I thought the talk was well received, and Simon Wilison filed several tickets in django’s track during the talk, and I had lots of good conversations with folks after the talk was over.

But now that it’s out on YouTube, there seems to be a few people getting riled up about the talk.

I think discussion is good, and people have been saying that it’s hard to watch a 50 min. talk. So I’m going to quickly summarize a couple of points from the talk, and open up some discussion here if people want to do it.

Basically the talk is three 10-12 min talks followed by 10 minutes of QA. The first section is about Zope2 and learning from the mistakes of the past. The second is about how innovation works, and how Django fits into web-innovation in python. The third is about the future and a couple of possible suggestions for a couple of technical changes to Django that could improve things for everybody.

So, feel free to just watch the portions that you want.

Zope 2, history and not repeating the mistakes of the past

The first section is basically an argument that monolithic frameworks can lead to community fragmentation by increasing the cost of switching and by creating an attitude of “uninformed superiority” on both sides of the divide. This is among the lesions that can be learned from examining the history of Zope2.

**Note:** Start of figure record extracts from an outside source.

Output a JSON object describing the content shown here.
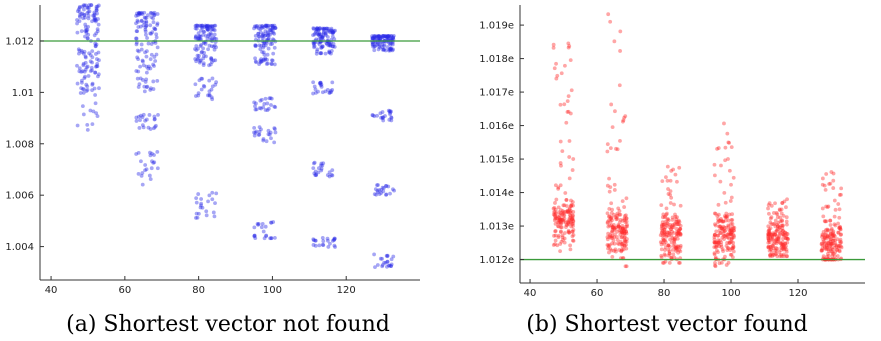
{
  "chart_data": [
    {
      "type": "scatter",
      "caption": "(a) Shortest vector not found",
      "xlabel": "",
      "ylabel": "",
      "xlim": [
        37,
        140
      ],
      "ylim": [
        1.0027,
        1.0134
      ],
      "xticks": [
        40,
        60,
        80,
        100,
        120
      ],
      "xtick_labels": [
        "40",
        "60",
        "80",
        "100",
        "120"
      ],
      "yticks": [
        1.004,
        1.006,
        1.008,
        1.01,
        1.012
      ],
      "ytick_labels": [
        "1.004",
        "1.006",
        "1.008",
        "1.01",
        "1.012"
      ],
      "reference_line": {
        "y": 1.012,
        "color": "#3a9a3a"
      },
      "point_color": "#2a2ae6",
      "grid": false,
      "clusters": [
        {
          "x": 50,
          "y_ranges": [
            [
              1.0085,
              1.0134
            ]
          ],
          "density": "high"
        },
        {
          "x": 66,
          "y_ranges": [
            [
              1.01,
              1.0131
            ],
            [
              1.0085,
              1.0092
            ],
            [
              1.0064,
              1.0077
            ]
          ]
        },
        {
          "x": 82,
          "y_ranges": [
            [
              1.011,
              1.0126
            ],
            [
              1.0097,
              1.0106
            ],
            [
              1.0051,
              1.0061
            ]
          ]
        },
        {
          "x": 98,
          "y_ranges": [
            [
              1.011,
              1.0126
            ],
            [
              1.0093,
              1.0098
            ],
            [
              1.008,
              1.0087
            ],
            [
              1.0043,
              1.005
            ]
          ]
        },
        {
          "x": 114,
          "y_ranges": [
            [
              1.0115,
              1.0125
            ],
            [
              1.0099,
              1.0104
            ],
            [
              1.0067,
              1.0073
            ],
            [
              1.0039,
              1.0044
            ]
          ]
        },
        {
          "x": 130,
          "y_ranges": [
            [
              1.0116,
              1.0122
            ],
            [
              1.0089,
              1.0093
            ],
            [
              1.006,
              1.0064
            ],
            [
              1.0032,
              1.0037
            ]
          ]
        }
      ]
    },
    {
      "type": "scatter",
      "caption": "(b) Shortest vector found",
      "xlabel": "",
      "ylabel": "",
      "xlim": [
        37,
        140
      ],
      "ylim": [
        1.0113,
        1.0196
      ],
      "xticks": [
        40,
        60,
        80,
        100,
        120
      ],
      "xtick_labels": [
        "40",
        "60",
        "80",
        "100",
        "120"
      ],
      "yticks": [
        1.012,
        1.013,
        1.014,
        1.015,
        1.016,
        1.017,
        1.018,
        1.019
      ],
      "ytick_labels": [
        "1.012e",
        "1.013e",
        "1.014e",
        "1.015e",
        "1.016e",
        "1.017e",
        "1.018e",
        "1.019e"
      ],
      "reference_line": {
        "y": 1.012,
        "color": "#3a9a3a"
      },
      "point_color": "#ff2a2a",
      "grid": false,
      "clusters": [
        {
          "x": 50,
          "y_ranges": [
            [
              1.0114,
              1.0185
            ]
          ],
          "center": 1.0131
        },
        {
          "x": 66,
          "y_ranges": [
            [
              1.0118,
              1.0194
            ]
          ],
          "center": 1.0128
        },
        {
          "x": 82,
          "y_ranges": [
            [
              1.0119,
              1.0149
            ]
          ],
          "center": 1.0127
        },
        {
          "x": 98,
          "y_ranges": [
            [
              1.0118,
              1.0163
            ]
          ],
          "center": 1.0127
        },
        {
          "x": 114,
          "y_ranges": [
            [
              1.0121,
              1.0138
            ]
          ],
          "center": 1.0126
        },
        {
          "x": 130,
          "y_ranges": [
            [
              1.012,
              1.0147
            ]
          ],
          "center": 1.0124
        }
      ]
    }
  ]
}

I have a brief digression where I mention Zope’s z-shaped learning curve in this section which seems to have gathered some criticism. My point is that both through-the-web and the django admin have made getting started very easy, but require you to go back and relearn some stuff when it comes time t customize it beyond a certain point. There is lots of complexity in Zope2 that is avoided by Django, but still I think it’s pretty clear that there is a bit of similarity there. And some danger in the future if Django continues to grow in the wrong way. So, this was intended as a warning about a possible future, not as a critique of the present.

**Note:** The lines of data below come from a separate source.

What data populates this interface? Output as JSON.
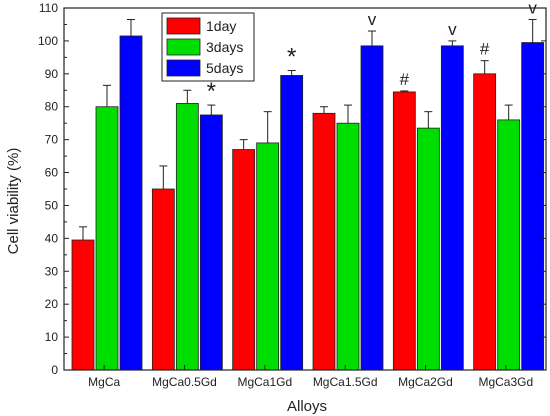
{
  "chart_data": {
    "type": "bar",
    "xlabel": "Alloys",
    "ylabel": "Cell viability (%)",
    "ylim": [
      0,
      110
    ],
    "yticks": [
      0,
      10,
      20,
      30,
      40,
      50,
      60,
      70,
      80,
      90,
      100,
      110
    ],
    "categories": [
      "MgCa",
      "MgCa0.5Gd",
      "MgCa1Gd",
      "MgCa1.5Gd",
      "MgCa2Gd",
      "MgCa3Gd"
    ],
    "series": [
      {
        "name": "1day",
        "color": "#ff0000",
        "values": [
          39.5,
          55,
          67,
          78,
          84.5,
          90
        ],
        "errors": [
          4,
          7,
          3,
          2,
          0.3,
          4
        ]
      },
      {
        "name": "3days",
        "color": "#00dd00",
        "values": [
          80,
          81,
          69,
          75,
          73.5,
          76
        ],
        "errors": [
          6.5,
          4,
          9.5,
          5.5,
          5,
          4.5
        ]
      },
      {
        "name": "5days",
        "color": "#0000ff",
        "values": [
          101.5,
          77.5,
          89.5,
          98.5,
          98.5,
          99.5
        ],
        "errors": [
          5,
          3,
          1.5,
          4.5,
          1.5,
          7
        ]
      }
    ],
    "annotations": [
      {
        "category": 1,
        "series": 2,
        "text": "*"
      },
      {
        "category": 2,
        "series": 2,
        "text": "*"
      },
      {
        "category": 3,
        "series": 2,
        "text": "v"
      },
      {
        "category": 4,
        "series": 0,
        "text": "#"
      },
      {
        "category": 4,
        "series": 2,
        "text": "v"
      },
      {
        "category": 5,
        "series": 0,
        "text": "#"
      },
      {
        "category": 5,
        "series": 2,
        "text": "v"
      }
    ],
    "legend_position": "top-left",
    "grid": false
  }
}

Dependency charts and Django’s “loose coupling”

Another digression in this section seems to have been been controversial. I put a couple of dependency diagrams into the talk the night before I gave it. I did this because I saw a couple things at the conference that made me think that Django developers didn’t really see what was happening in their framework.

I don’t want to be unfair to Django, but I very much thought that it’s important that Django cast of some of the complacency that seems to have grown up in the django community around the slogan “tightly integrated, but loosely coupled.” There’s a lot of great integration in Django, but I’m afraid some of the loose coupling seems to escape me. Take a look at this django dependency diagram. Django dependency diagram And I think you’ll agree that’s not exactly the definition of “loosely coupled.”

The diagram shows that there’s a lot going on inside of the Django package, and a lot of things look like they depend on one another. Someone suggested that they wanted to use the filesystem abstraction code from Django outside Django, and Adrian suggested two possible approaches:

  1. just import it from django.
  2. fork it to create a new package.

The first is hampered by the fact that it’s not at all clear as an outsider what importing one module from Django will drag into your application. A quick look at the dependency diagram here, was enough to make me realize that it was not trivial to find out exactly what will happen.

Don’t get me wrong, I think there are good things about the tightly integrated nature of Django. I just want it to be clear, that there is a trade-off, and there’s no way to magically get the benefits of both tight integration and loose coupling at the same time for free. And one of those trade-off’s is that Django can begin to become a bit of a closed system — good stuff can flow in from the outside world, but nothing flows out.

This too encourages the creation of a divide between non-django python web programmers and Djangonaughts.

OK, this has gone on plenty long enough. I’ll blog about parts 2 and 3 of my talk tomorrow.